Introduction

After my last post on random number generation I think that it is good to add one more thing that Chris Rackauckas pointed out to me as relevant to show a complete picture. If you are working with pseudo random number generators it is good to know that Julia has an excellent RandomNumbers.jl package that offers a wide array of different random number generators to choose from. So in this post I will use xoroshiro128** generator.

The post was tested under Julia 1.5.3 and packages DataFrames.jl 0.22.1, Distributions.jl 0.23.8, FreqTables.jl 0.4.2, Pipe.jl 1.3.0, RandomNumbers.jl 1.4.0, PyPlot.jl 2.9.9 and intends to present a pretty complete work-flow of investigating a sample data science problem.

A/B testing

In the post we will investigate several simple options how A/B tests can be performed.

In our scenario we assume that we have to choose from \(n\) alternatives. Each alternative \(i\in[n]\) has an unknown probability of success \(p_i\). Assume that e.g. we have \(n\) different ways to promote a product to a customer and \(p_i\) is a probability that customer buys after seeing a promotion.

Initially we do not know which of the options is the best, i.e. has the highest \(p_i\), but we are allowed to present them to customers and collect their responses to learn the unknown probabilities.

The most simple way to run such an experiment is to present each option to the customer with the same probability \(1/n\). Such an approach focuses purely on exploration of the alternatives. However, intuitively we feel that it is wasteful. If after some trials we see that some option is very bad and has marginal chances of being the best then it is not worth showing it to the customer. We are not only losing money (we present something that we know is not very good), but additionally we will not learn much in terms of choosing the best option.

Another approach would be to always show our customer an option that we currently believe is best. Such a strategy focuses purely on exploitation. Similarly to the uniform sampling described above, we can see that it does not have to lead to good outcomes. We can get stuck with sub-optimal solution, as we do not give ourselves a chance to learn that maybe some alternative that is currently not considered the best is actually superior.

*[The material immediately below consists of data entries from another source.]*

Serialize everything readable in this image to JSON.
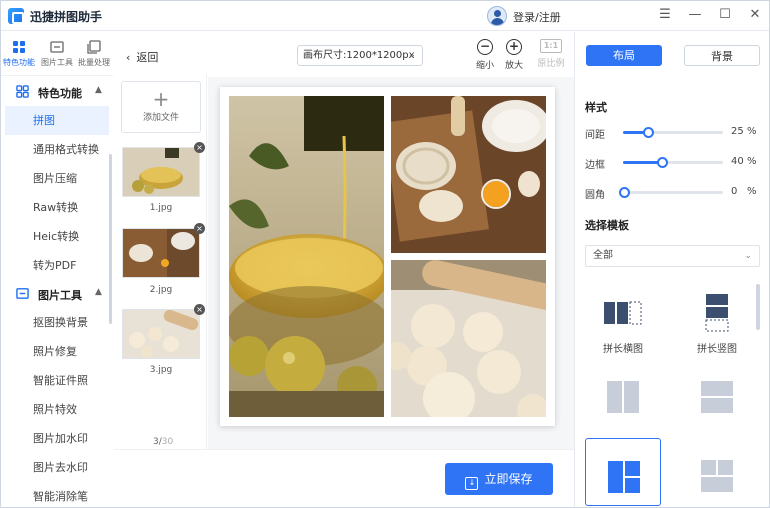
{
  "app": {
    "title": "迅捷拼图助手",
    "login": "登录/注册"
  },
  "window_controls": [
    "☰",
    "—",
    "☐",
    "✕"
  ],
  "rail_tabs": [
    {
      "label": "特色功能",
      "icon": "grid-icon",
      "active": true
    },
    {
      "label": "图片工具",
      "icon": "image-tool-icon",
      "active": false
    },
    {
      "label": "批量处理",
      "icon": "batch-icon",
      "active": false
    }
  ],
  "nav": {
    "group1": {
      "label": "特色功能",
      "icon": "grid-icon"
    },
    "items1": [
      "拼图",
      "通用格式转换",
      "图片压缩",
      "Raw转换",
      "Heic转换",
      "转为PDF"
    ],
    "group2": {
      "label": "图片工具",
      "icon": "image-tool-icon"
    },
    "items2": [
      "抠图换背景",
      "照片修复",
      "智能证件照",
      "照片特效",
      "图片加水印",
      "图片去水印",
      "智能消除笔"
    ],
    "active_item": "拼图"
  },
  "files": {
    "back": "返回",
    "add_label": "添加文件",
    "items": [
      {
        "name": "1.jpg"
      },
      {
        "name": "2.jpg"
      },
      {
        "name": "3.jpg"
      }
    ],
    "count_current": "3/",
    "count_total": "30"
  },
  "toolbar": {
    "canvas_size": "画布尺寸:1200*1200px",
    "zoom_out": "缩小",
    "zoom_in": "放大",
    "original_badge": "1:1",
    "original": "原比例"
  },
  "save": {
    "label": "立即保存"
  },
  "right_panel": {
    "tabs": [
      {
        "label": "布局",
        "active": true
      },
      {
        "label": "背景",
        "active": false
      }
    ],
    "style_title": "样式",
    "sliders": [
      {
        "label": "间距",
        "value": 25,
        "unit": "%"
      },
      {
        "label": "边框",
        "value": 40,
        "unit": "%"
      },
      {
        "label": "圆角",
        "value": 0,
        "unit": "%"
      }
    ],
    "template_title": "选择模板",
    "template_filter": "全部",
    "templates": [
      {
        "label": "拼长横图"
      },
      {
        "label": "拼长竖图"
      },
      {
        "label": ""
      },
      {
        "label": ""
      },
      {
        "label": "",
        "selected": true
      },
      {
        "label": ""
      }
    ]
  },
  "colors": {
    "accent": "#2f74f5",
    "brand": "#1e6ff0",
    "active_bg": "#eaf2ff"
  }
}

So how can we balance the exploration with exploitation? There are many approaches that can be considered, but one of the simplest, yet very efficient, is Thompson sampling. In this approach we do the following. We constantly keep information about the distribution of our beliefs about the quality of each alternative. Denote the random variable corresponding to the distribution of these beliefs as \(P_i\) for alternative \(i\). Now in each step we independently sample a value from each distribution \(P_i\) and choose to measure the option that has the highest value of the sample. Now why does this heuristic work? Note that we will tend to sample the alternatives that have a high value of beliefs (so we do not waste time on sampling very bad options) but at the same time we will also from time to time sample options that have a high variance of \(P_i\) distribution (so the options about which we do not know much; even if at the moment of sampling we believe they are not so good our beliefs show us that actually they could turn out good if we collect more evidence on them).

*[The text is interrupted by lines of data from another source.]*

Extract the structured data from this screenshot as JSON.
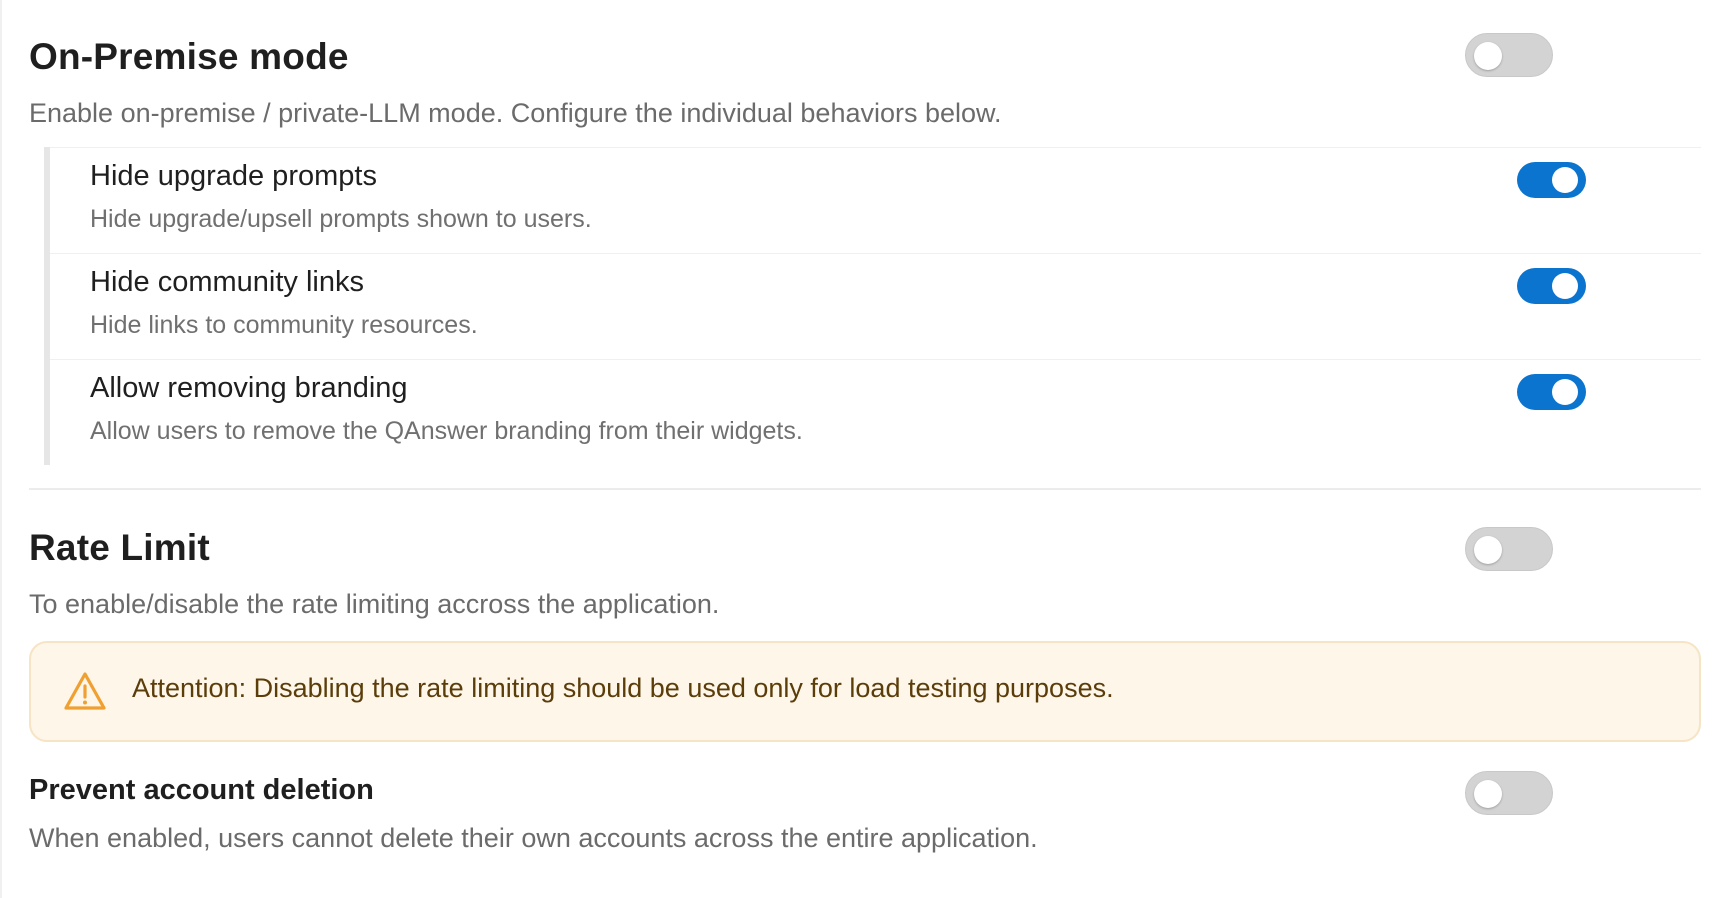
{
  "on_premise": {
    "title": "On-Premise mode",
    "description": "Enable on-premise / private-LLM mode. Configure the individual behaviors below.",
    "enabled": false,
    "options": [
      {
        "title": "Hide upgrade prompts",
        "description": "Hide upgrade/upsell prompts shown to users.",
        "enabled": true
      },
      {
        "title": "Hide community links",
        "description": "Hide links to community resources.",
        "enabled": true
      },
      {
        "title": "Allow removing branding",
        "description": "Allow users to remove the QAnswer branding from their widgets.",
        "enabled": true
      }
    ]
  },
  "rate_limit": {
    "title": "Rate Limit",
    "description": "To enable/disable the rate limiting accross the application.",
    "enabled": false,
    "alert": {
      "icon": "warning-triangle-icon",
      "text": "Attention: Disabling the rate limiting should be used only for load testing purposes."
    }
  },
  "prevent_deletion": {
    "title": "Prevent account deletion",
    "description": "When enabled, users cannot delete their own accounts across the entire application.",
    "enabled": false
  },
  "colors": {
    "toggle_on": "#0b74cf",
    "toggle_off": "#d3d3d3",
    "alert_bg": "#fdf6e9",
    "alert_icon": "#f0a030"
  }
}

In the codes below I compare these three strategies of running A/B tests. I call them respectively:

Uniform: sample each alternative with probability \(1/n\);
Greedy: sample the alternative with the highest \(E(P_i)\);
Thompson: sample the alternative with the highest value of a single independent sample from \(P_i\).

Before we turn to coding one last thing should be discussed. How should we represent our beliefs \(P_i\)? Fortunately here Bayesian statistics comes handy. As our experiments are Bernoulli trials, we know that if we represent the prior beliefs as Beta distributed then the posterior beliefs are also going to follow the same distribution. Formally we say that the Beta distribution is a conjugate prior of Bernoulli distribution. If our beliefs have \(Beta(\alpha, \beta)\) distribution and we see a success then the distribution of beliefs becomes \(Beta(\alpha+1, \beta)\). On the other hand if we see a failure it becomes \(Beta(\alpha, \beta+1)\). As you can see it is very easy to implement.

Setting up the stage

In a fresh Julia session we first load the required packages:

using DataFrames
using Distributions
using FreqTables
using Pipe
using RandomNumbers
using PyPlot
using LinearAlgebra

Next define a function that updates the beliefs about the quality of some alternative:

update_belief(b::Beta, r::Bool) = Beta(b.α + r, b.β + !r)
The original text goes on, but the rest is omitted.